Fashion is also thirsty. Roughly 20% of global wastewater (79 trillion liters, or nearly 20 trillion gallons) is used in the fashion supply chain every year. Cotton is a notoriously water-intensive crop. Simply growing the cotton for one pair of jeans requires more than 2,500 liters (660 gallons) of water, roughly the amount of drinking water for one person for 3.5 years. Distressed jeans are even more water-intensive.


The human costs of fast fashion

Many workers in the fashion industry endure health and safety hazards and low wages. Garment workers in Ethiopia, for instance, earn a base wage of $26 a month, where the monthly living wage is around $100 per month. The U.S. Department of Labor reported evidence of forced labor and child labor in the fashion industry in Argentina, Bangladesh, Brazil, China, India, Indonesia, the Philippines, Turkey and Vietnam. H&M, Forever 21, GAP and Zara are some of the recognizable brands that have been involved in child labor and forced labor scandals.

“How do you think you’re able to get your cheap clothing?” Hartsock asks. “The fashion industry has to cut corners. And a lot of that really is about wages. This industry itself is also built on the exploitation of makers, particularly that of women.”

The fashion industry is estimated to be a $2.5 trillion industry that employs roughly 75 million people, of which, according to Hartsock, “80% are often women or sometimes children.” “Women are routinely fired for being pregnant. They are harassed and abused on the factory floor,” Hartsock said. “Fast fashion tells this overwhelming heartbreaking story of violence not only to our planet but also violence to the women that make our clothes.”


What can consumers do?

Once a consumer knows what goes into putting a shirt on their back, what are they to do? While consumers alone cannot bear the brunt of changing an entire industry, increasing the demand for slower and more sustainable fashion may have some power to shift the market.

Niinimäki and colleagues urge consumers to move away from the idea of fashion as cheap entertainment; to engage in slower, more conscious consumption; and to extend the use time of each garment through investment and care.

Brands that promote more sustainable fashion choices are often more expensive. This is because, according to Hartsock, these prices reflect the true cost of paying fair wages and not cutting corners to avoid environmental regulations. However, these pieces are typically made of higher-quality fabrics and stitching, and will last longer.

“Invest in a piece then learn how to take care of it,” Hartsock said. “Do you need five pairs of jeans or can you buy one nicer pair and make it last?”

Washing clothing less often, using less harsh detergents, and mending or repairing clothing are all ways to ensure clothing lasts longer, and higher-quality pieces give a greater return on investment.

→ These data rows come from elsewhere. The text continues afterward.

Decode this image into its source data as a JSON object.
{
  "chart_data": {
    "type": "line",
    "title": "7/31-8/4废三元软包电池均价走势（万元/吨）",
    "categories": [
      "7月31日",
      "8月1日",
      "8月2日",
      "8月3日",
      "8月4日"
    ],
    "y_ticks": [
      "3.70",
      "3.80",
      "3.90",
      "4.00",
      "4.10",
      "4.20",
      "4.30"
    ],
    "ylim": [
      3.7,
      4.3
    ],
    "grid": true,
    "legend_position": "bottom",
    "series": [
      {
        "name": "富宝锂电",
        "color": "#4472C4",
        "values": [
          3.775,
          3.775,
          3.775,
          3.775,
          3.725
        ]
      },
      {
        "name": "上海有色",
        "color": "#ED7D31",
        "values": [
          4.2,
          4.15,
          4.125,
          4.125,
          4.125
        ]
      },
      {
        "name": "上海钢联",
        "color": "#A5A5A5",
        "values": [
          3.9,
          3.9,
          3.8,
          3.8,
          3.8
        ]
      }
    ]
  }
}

Shopping for used clothing (vintage, thrift, secondhand) is among the major recommendations for those hoping to fight fast fashion’s seedy underbelly while saving money. The used clothing industry is booming, and the industry is expected to continue to grow as Gen Z adopts secondhand fashion more than twice as fast as other age groups. Clothing swaps have also become more popular and contribute to a circular versus linear model for fashion.

“It will take a massive shift in consumer mentality to effect change on a global scale,” Calahan and Zachary write. “This may be a generational shift in terms of consumers’ system of values and how they see their role in the continued health of the planet.”